Ce vendredi ayant décidément des airs de ballade irlandaise, le trio de THE SCRIPT, qui expérimentait son premier festival français, a raflé le premier très gros succès de la journée (Interview et Live Review). Sur scène, entre proximité et rires, airs à faire vibrer des stades entiers, Dany O’Donoghue, Mark Sheehan et Glen Power envoient. Et le public répond massivement. Totalement bluffant.
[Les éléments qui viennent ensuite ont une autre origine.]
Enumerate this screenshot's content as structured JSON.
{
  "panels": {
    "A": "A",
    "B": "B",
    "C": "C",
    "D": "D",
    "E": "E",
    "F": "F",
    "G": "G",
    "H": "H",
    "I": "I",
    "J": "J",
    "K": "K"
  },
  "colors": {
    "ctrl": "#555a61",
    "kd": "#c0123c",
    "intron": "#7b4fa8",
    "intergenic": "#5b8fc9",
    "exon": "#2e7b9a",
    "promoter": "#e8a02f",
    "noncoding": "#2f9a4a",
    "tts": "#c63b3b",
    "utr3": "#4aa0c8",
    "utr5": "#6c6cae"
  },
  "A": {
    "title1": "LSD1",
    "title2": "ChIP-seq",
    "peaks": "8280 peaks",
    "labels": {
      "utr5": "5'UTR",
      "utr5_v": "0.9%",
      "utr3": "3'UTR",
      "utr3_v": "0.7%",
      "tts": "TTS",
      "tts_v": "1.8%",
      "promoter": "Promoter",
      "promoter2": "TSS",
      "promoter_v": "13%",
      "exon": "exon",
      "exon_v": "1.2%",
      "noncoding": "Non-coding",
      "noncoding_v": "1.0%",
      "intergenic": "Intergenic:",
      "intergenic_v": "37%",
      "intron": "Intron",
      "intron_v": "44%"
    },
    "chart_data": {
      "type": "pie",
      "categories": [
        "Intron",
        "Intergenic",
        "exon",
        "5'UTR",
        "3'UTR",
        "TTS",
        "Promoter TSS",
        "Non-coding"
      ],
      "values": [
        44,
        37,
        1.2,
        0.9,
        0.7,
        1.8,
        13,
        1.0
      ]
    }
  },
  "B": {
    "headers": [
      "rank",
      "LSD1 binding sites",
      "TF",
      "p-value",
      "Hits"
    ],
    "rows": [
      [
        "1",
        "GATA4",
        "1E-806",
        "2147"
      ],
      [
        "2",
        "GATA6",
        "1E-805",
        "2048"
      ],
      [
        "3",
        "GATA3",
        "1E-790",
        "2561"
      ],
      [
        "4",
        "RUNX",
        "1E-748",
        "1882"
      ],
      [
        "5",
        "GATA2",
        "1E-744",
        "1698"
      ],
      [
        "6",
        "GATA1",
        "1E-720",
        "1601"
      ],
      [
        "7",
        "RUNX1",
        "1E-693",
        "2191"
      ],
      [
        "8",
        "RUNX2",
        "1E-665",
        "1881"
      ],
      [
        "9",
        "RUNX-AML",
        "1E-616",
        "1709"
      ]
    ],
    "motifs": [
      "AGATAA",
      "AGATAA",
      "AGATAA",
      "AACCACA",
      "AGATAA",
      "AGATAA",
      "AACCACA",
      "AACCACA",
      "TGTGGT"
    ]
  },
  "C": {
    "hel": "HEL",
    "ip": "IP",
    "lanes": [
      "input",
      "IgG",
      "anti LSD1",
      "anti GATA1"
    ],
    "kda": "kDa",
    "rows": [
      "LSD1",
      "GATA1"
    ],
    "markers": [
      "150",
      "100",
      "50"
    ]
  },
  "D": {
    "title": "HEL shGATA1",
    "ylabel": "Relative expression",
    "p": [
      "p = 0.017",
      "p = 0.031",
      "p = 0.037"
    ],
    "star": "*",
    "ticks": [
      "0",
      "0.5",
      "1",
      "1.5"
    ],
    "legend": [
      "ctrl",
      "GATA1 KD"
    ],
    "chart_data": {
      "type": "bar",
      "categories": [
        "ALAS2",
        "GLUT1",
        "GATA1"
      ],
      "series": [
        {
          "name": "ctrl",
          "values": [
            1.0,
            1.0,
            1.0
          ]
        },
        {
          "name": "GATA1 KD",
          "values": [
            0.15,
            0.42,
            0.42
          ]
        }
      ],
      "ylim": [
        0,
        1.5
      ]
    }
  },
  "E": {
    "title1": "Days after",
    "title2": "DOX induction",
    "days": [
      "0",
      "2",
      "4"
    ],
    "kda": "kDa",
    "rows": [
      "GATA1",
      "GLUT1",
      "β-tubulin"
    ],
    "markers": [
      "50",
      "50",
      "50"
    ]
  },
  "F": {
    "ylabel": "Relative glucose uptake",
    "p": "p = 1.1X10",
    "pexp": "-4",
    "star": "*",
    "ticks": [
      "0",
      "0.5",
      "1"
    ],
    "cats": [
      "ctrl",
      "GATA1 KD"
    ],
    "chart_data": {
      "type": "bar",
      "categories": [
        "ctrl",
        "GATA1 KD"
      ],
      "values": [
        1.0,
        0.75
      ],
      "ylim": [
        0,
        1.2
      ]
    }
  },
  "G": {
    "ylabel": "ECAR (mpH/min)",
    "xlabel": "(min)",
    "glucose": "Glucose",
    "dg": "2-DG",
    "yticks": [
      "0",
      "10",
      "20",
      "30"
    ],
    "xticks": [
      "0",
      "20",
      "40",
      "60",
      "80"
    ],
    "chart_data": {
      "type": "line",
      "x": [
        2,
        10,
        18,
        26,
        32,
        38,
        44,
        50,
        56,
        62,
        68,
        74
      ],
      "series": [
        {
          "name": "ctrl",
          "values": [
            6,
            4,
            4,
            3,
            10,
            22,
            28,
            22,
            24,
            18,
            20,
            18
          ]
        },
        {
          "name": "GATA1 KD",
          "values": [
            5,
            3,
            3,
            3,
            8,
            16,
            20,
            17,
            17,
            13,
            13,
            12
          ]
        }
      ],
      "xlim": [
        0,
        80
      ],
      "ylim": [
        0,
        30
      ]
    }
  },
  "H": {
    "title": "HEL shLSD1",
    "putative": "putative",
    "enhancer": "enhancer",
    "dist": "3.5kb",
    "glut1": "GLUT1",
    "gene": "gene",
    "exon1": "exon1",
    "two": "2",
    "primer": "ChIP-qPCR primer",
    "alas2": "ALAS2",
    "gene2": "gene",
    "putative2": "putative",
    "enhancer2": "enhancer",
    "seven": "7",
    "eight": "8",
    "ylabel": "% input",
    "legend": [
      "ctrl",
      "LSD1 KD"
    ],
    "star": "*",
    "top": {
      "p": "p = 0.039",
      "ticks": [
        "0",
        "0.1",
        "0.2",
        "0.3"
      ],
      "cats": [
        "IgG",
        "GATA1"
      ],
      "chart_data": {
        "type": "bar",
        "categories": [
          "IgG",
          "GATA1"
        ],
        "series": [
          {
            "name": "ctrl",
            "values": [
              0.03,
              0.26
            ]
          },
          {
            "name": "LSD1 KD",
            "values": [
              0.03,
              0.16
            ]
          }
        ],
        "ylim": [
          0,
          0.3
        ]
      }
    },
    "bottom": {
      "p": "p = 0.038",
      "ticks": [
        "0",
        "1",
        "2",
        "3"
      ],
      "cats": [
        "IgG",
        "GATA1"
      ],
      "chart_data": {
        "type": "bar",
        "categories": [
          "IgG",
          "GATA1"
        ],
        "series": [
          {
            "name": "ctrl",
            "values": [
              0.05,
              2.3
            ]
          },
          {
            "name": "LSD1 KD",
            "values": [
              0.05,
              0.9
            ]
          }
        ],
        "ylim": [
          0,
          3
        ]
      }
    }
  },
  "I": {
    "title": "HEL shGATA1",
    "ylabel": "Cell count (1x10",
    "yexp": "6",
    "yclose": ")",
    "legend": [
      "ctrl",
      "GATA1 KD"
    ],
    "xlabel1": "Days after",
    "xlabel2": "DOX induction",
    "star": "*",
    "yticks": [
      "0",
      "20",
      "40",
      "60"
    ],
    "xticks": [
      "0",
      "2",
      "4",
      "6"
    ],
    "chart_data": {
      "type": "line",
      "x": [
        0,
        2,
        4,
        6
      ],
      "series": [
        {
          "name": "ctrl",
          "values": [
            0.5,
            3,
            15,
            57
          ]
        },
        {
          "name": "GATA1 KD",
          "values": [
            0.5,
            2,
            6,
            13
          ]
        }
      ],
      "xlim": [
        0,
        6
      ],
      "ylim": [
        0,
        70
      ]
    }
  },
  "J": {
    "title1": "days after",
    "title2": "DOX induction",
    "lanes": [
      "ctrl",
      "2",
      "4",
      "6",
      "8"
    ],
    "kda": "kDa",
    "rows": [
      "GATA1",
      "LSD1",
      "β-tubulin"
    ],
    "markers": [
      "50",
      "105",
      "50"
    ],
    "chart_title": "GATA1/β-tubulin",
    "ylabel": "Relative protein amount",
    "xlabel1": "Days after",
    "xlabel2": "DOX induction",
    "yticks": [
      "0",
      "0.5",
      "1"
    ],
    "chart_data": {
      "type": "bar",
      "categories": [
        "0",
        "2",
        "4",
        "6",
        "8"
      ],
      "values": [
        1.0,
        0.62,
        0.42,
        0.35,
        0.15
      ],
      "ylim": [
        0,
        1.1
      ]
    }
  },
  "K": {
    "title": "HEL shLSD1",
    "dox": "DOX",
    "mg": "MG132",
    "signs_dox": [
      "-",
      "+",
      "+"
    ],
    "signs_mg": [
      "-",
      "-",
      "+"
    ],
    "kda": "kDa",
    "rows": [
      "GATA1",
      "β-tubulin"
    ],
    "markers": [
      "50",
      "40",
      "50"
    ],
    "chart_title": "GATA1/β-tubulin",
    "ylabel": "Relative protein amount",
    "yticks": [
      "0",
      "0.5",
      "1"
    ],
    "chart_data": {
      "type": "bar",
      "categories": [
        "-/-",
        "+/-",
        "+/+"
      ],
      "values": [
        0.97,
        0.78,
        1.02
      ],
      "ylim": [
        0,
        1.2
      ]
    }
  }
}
Plus introverti, Lenny Kravitz assure le show avec la facilité d’un vieux routier de la scène. La barbe dense, lunettes de soleil malgré l’horaire tardif, pantalon de cuir, tee shirt coloré sous gilet léopard, l’américain revenait au Main Square six ans après son premier passage. Le musicien semble parfois un peu dans un ailleurs musical,  comme ce moment improbable, ce « Mama said » étiré sur plus d’un quart d’heure, avec long solo de guitare, batterie, saxo et.. trompette. Mais Lenny Kravitz sait qu’il peut tout se permettre et ses fans sont ravis. Les tubes sont tous là, d’ « American Woman » à « Are you gonna Go my Way », en passant par « I Belong to you » et bien sûr « Fly away ». Après, les perpétuels insatisfaits pourront toujours râler, Lenny Kravitz, c’est quand même « the Touch of Class ».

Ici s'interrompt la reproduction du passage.